Although Catherine was unable to attend the appeal hearing, she trusted Grossman implicitly to represent her interests. ‘He is just about the best there is, isn’t he?’ she said of him. And Grossman was not alone in standing up for her: Pearl, Charlotte, Marie, Olive and the other women were there; and so was Tom Donohue. The hearing was held before a ‘capacity crowd’ on a Monday afternoon. Having seen Catherine’s condition the day before, Grossman now declared the case was a ‘race with death’. ‘If Mrs Donohue dies before a final ruling,’ he said solemnly, ‘her estate under the law would receive nothing.’

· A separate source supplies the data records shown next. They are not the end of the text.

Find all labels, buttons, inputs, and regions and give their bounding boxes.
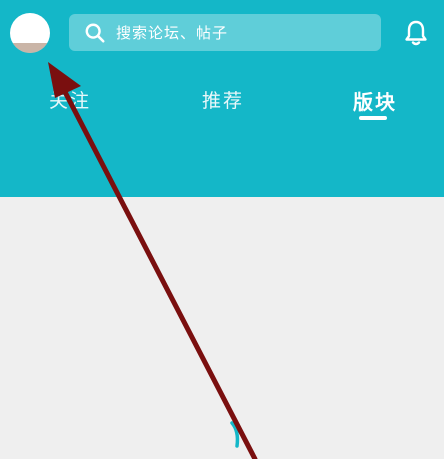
- loading-spinner-icon: [230, 421, 240, 448]
- avatar[interactable]: [10, 13, 50, 53]
- search-icon: [85, 23, 105, 43]
- search-bar[interactable]: 搜索论坛、帖子: [69, 14, 381, 51]
- tab-recommend[interactable]: 推荐: [202, 86, 244, 113]
- active-tab-indicator: [359, 116, 387, 120]
- avatar-image: [10, 43, 50, 53]
- bell-icon[interactable]: [403, 19, 429, 47]
- search-placeholder: 搜索论坛、帖子: [116, 24, 229, 42]
- app-screen: 搜索论坛、帖子 关注 推荐 版块: [0, 0, 444, 459]
- tab-follow[interactable]: 关注: [49, 86, 91, 113]
- tab-boards[interactable]: 版块: [353, 86, 397, 115]
- top-header: 搜索论坛、帖子 关注 推荐 版块: [0, 0, 444, 197]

Perhaps that was why Magid immediately requested a postponement; but it was not granted. Presumably on Catherine’s request, Grossman suggested that a bedside hearing be held so she could be present, but this was vigorously contested by the firm. In the end, the judge determined that he would hear the appeal evidence that very afternoon.
The gathered media were speculative about what grounds Radium Dial might have for an appeal. One of the company’s arguments was that the IIC was without jurisdiction, but this was immediately dismissed. Another was the statute of limitations (again); and a third argument was something completely different.
For Radium Dial now contested the girls’ claims altogether: the firm alleged they were lying. As sworn evidence, Radium Dial submitted to the court a formal statement from one Mr Reed, the girls’ former boss.
In it, Reed swore ‘he never told anyone, nor ever heard anyone tell, Catherine Donohue or other employees radium wouldn’t hurt them’. He also swore ‘he was not on the company payroll during the time Catherine was exposed’ to radium. His wife, Mercedes Reed, also submitted a signed stipulation. Both she and her husband said they ‘would testify that neither of them gave, nor did anyone else in their hearing give, any orders or instructions to Catherine Donohue to insert in [her] mouth the brushes used’.